The Big Bad Wolf is an animated short film released on April 13, 1934, by United Artists & RKO Radio Pictures produced by Walt Disney and directed by Burt Gillett as part of the Silly Symphonies series. Acting partly as a sequel to the wildly successful adaptation of The Three Little Pigs of the previous year (maintaining the previous film's title characters as well as its villain), this film also acts as an adaptation of the fairy-tale Little Red Riding Hood, with the Big Bad Wolf from 1933's Three Little Pigs acting as the adversary to Little Red Riding Hood and her grandmother.

==Plot==
Ignoring the advice of Practical Pig, Little Red Riding Hood, escorted by Fiddler and Fifer, takes the short cut through the woods to Grandma's house. They end up encountering Goldilocks the Fairy Queen, who is soon revealed, thanks to a branch breaking, to be the Big Bad Wolf in disguise.
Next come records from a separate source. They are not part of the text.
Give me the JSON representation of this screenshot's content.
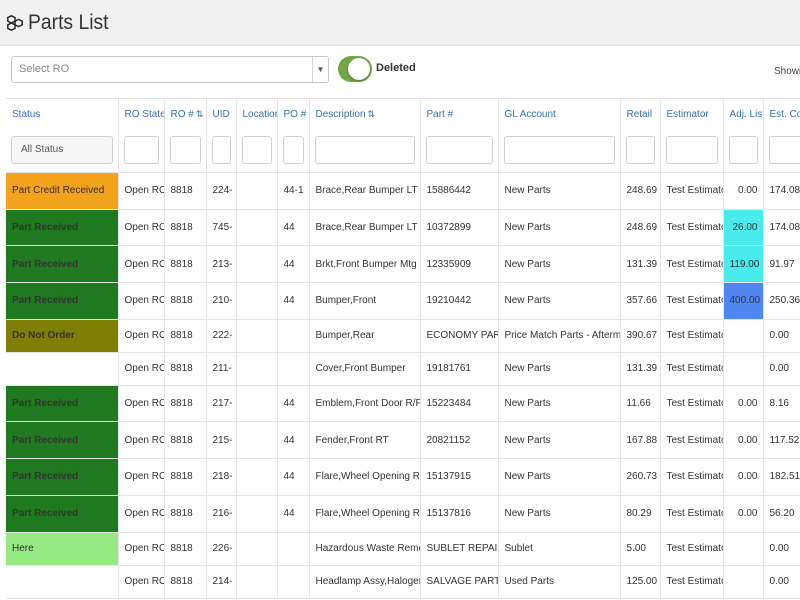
{
  "header": {
    "title": "Parts List",
    "icon": "cubes-icon"
  },
  "toolbar": {
    "ro_select_placeholder": "Select RO",
    "toggle_label": "Deleted",
    "toggle_on": true,
    "toggle_color": "#72a646",
    "showing_text": "Showin"
  },
  "table": {
    "columns": [
      "Status",
      "RO State",
      "RO #",
      "UID",
      "Location",
      "PO #",
      "Description",
      "Part #",
      "GL Account",
      "Retail",
      "Estimator",
      "Adj. List",
      "Est. Cos"
    ],
    "sortable_columns": [
      "RO #",
      "Description"
    ],
    "status_filter": "All Status",
    "rows": [
      {
        "status": "Part Credit Received",
        "status_color": "#f2a21b",
        "ro_state": "Open RO",
        "ro": "8818",
        "uid": "224-",
        "location": "",
        "po": "44-1",
        "description": "Brace,Rear Bumper LT",
        "part": "15886442",
        "gl": "New Parts",
        "retail": "248.69",
        "estimator": "Test Estimator",
        "adj": "0.00",
        "adj_color": "",
        "est_cost": "174.08"
      },
      {
        "status": "Part Received",
        "status_color": "#1f7a1f",
        "ro_state": "Open RO",
        "ro": "8818",
        "uid": "745-",
        "location": "",
        "po": "44",
        "description": "Brace,Rear Bumper LT",
        "part": "10372899",
        "gl": "New Parts",
        "retail": "248.69",
        "estimator": "Test Estimator",
        "adj": "26.00",
        "adj_color": "#49ecec",
        "est_cost": "174.08"
      },
      {
        "status": "Part Received",
        "status_color": "#1f7a1f",
        "ro_state": "Open RO",
        "ro": "8818",
        "uid": "213-",
        "location": "",
        "po": "44",
        "description": "Brkt,Front Bumper Mtg RT",
        "part": "12335909",
        "gl": "New Parts",
        "retail": "131.39",
        "estimator": "Test Estimator",
        "adj": "119.00",
        "adj_color": "#49ecec",
        "est_cost": "91.97"
      },
      {
        "status": "Part Received",
        "status_color": "#1f7a1f",
        "ro_state": "Open RO",
        "ro": "8818",
        "uid": "210-",
        "location": "",
        "po": "44",
        "description": "Bumper,Front",
        "part": "19210442",
        "gl": "New Parts",
        "retail": "357.66",
        "estimator": "Test Estimator",
        "adj": "400.00",
        "adj_color": "#4f86f4",
        "est_cost": "250.36"
      },
      {
        "status": "Do Not Order",
        "status_color": "#7f7f06",
        "ro_state": "Open RO",
        "ro": "8818",
        "uid": "222-",
        "location": "",
        "po": "",
        "description": "Bumper,Rear",
        "part": "ECONOMY PART",
        "gl": "Price Match Parts - Aftermarket",
        "retail": "390.67",
        "estimator": "Test Estimator",
        "adj": "",
        "adj_color": "",
        "est_cost": "0.00"
      },
      {
        "status": "",
        "status_color": "",
        "ro_state": "Open RO",
        "ro": "8818",
        "uid": "211-",
        "location": "",
        "po": "",
        "description": "Cover,Front Bumper",
        "part": "19181761",
        "gl": "New Parts",
        "retail": "131.39",
        "estimator": "Test Estimator",
        "adj": "",
        "adj_color": "",
        "est_cost": "0.00"
      },
      {
        "status": "Part Received",
        "status_color": "#1f7a1f",
        "ro_state": "Open RO",
        "ro": "8818",
        "uid": "217-",
        "location": "",
        "po": "44",
        "description": "Emblem,Front Door R/F",
        "part": "15223484",
        "gl": "New Parts",
        "retail": "11.66",
        "estimator": "Test Estimator",
        "adj": "0.00",
        "adj_color": "",
        "est_cost": "8.16"
      },
      {
        "status": "Part Received",
        "status_color": "#1f7a1f",
        "ro_state": "Open RO",
        "ro": "8818",
        "uid": "215-",
        "location": "",
        "po": "44",
        "description": "Fender,Front RT",
        "part": "20821152",
        "gl": "New Parts",
        "retail": "167.88",
        "estimator": "Test Estimator",
        "adj": "0.00",
        "adj_color": "",
        "est_cost": "117.52"
      },
      {
        "status": "Part Received",
        "status_color": "#1f7a1f",
        "ro_state": "Open RO",
        "ro": "8818",
        "uid": "218-",
        "location": "",
        "po": "44",
        "description": "Flare,Wheel Opening RT",
        "part": "15137915",
        "gl": "New Parts",
        "retail": "260.73",
        "estimator": "Test Estimator",
        "adj": "0.00",
        "adj_color": "",
        "est_cost": "182.51"
      },
      {
        "status": "Part Received",
        "status_color": "#1f7a1f",
        "ro_state": "Open RO",
        "ro": "8818",
        "uid": "216-",
        "location": "",
        "po": "44",
        "description": "Flare,Wheel Opening RT",
        "part": "15137816",
        "gl": "New Parts",
        "retail": "80.29",
        "estimator": "Test Estimator",
        "adj": "0.00",
        "adj_color": "",
        "est_cost": "56.20"
      },
      {
        "status": "Here",
        "status_color": "#95ea83",
        "ro_state": "Open RO",
        "ro": "8818",
        "uid": "226-",
        "location": "",
        "po": "",
        "description": "Hazardous Waste Remove",
        "part": "SUBLET REPAIR",
        "gl": "Sublet",
        "retail": "5.00",
        "estimator": "Test Estimator",
        "adj": "",
        "adj_color": "",
        "est_cost": "0.00"
      },
      {
        "status": "",
        "status_color": "",
        "ro_state": "Open RO",
        "ro": "8818",
        "uid": "214-",
        "location": "",
        "po": "",
        "description": "Headlamp Assy,Halogen RT",
        "part": "SALVAGE PART",
        "gl": "Used Parts",
        "retail": "125.00",
        "estimator": "Test Estimator",
        "adj": "",
        "adj_color": "",
        "est_cost": "0.00"
      }
    ]
  }
}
Realizing they'd been tricked, Fiddler and Fifer run home, whilst Little Red Riding Hood escapes from the Wolf. The Big Bad Wolf, however, isn't giving up on getting dinner, and goes to Grandma's house, where he chases Grandma into the closet and gets in bed disguised as her. Little Red Riding Hood arrives and after the expected "what big eyes/nose/mouth you've got" spiel is terrified to see the Big Bad Wolf is posing as her grandmother. Fiddler and Fifer manage to get Practical Pig, who manages to beat the Wolf by putting popcorn seeds and hot coals down his pants. With the wolf defeated once again, Little Red Riding Hood and the pigs sing and play "Who's Afraid of the Big Bad Wolf".

==Voice cast==
- Shirley Reed as Little Red Riding Hood
- Pinto Colvig as Practical Pig
- Billy Bletcher as Big Bad Wolf
- Mary Moder as Fiddler Pig
- Dorothy Compton as Fifer Pig

==Reaction==
Made as a somewhat reluctant response to the success of the earlier short, The Big Bad Wolf did not quite achieve the levels of popularity of Three Little Pigs (which was huge), though two more shorts predominantly featuring the Big Bad Wolf and the pigs came about (The Three Little Wolves and The Practical Pig), in addition to countless appearances in a variety of shorts, comic strips, war-time propaganda pieces and TV series.

==Home media==
The short was released on December 4, 2001, on Walt Disney Treasures: Silly Symphonies - The Historic Musical Animated Classics.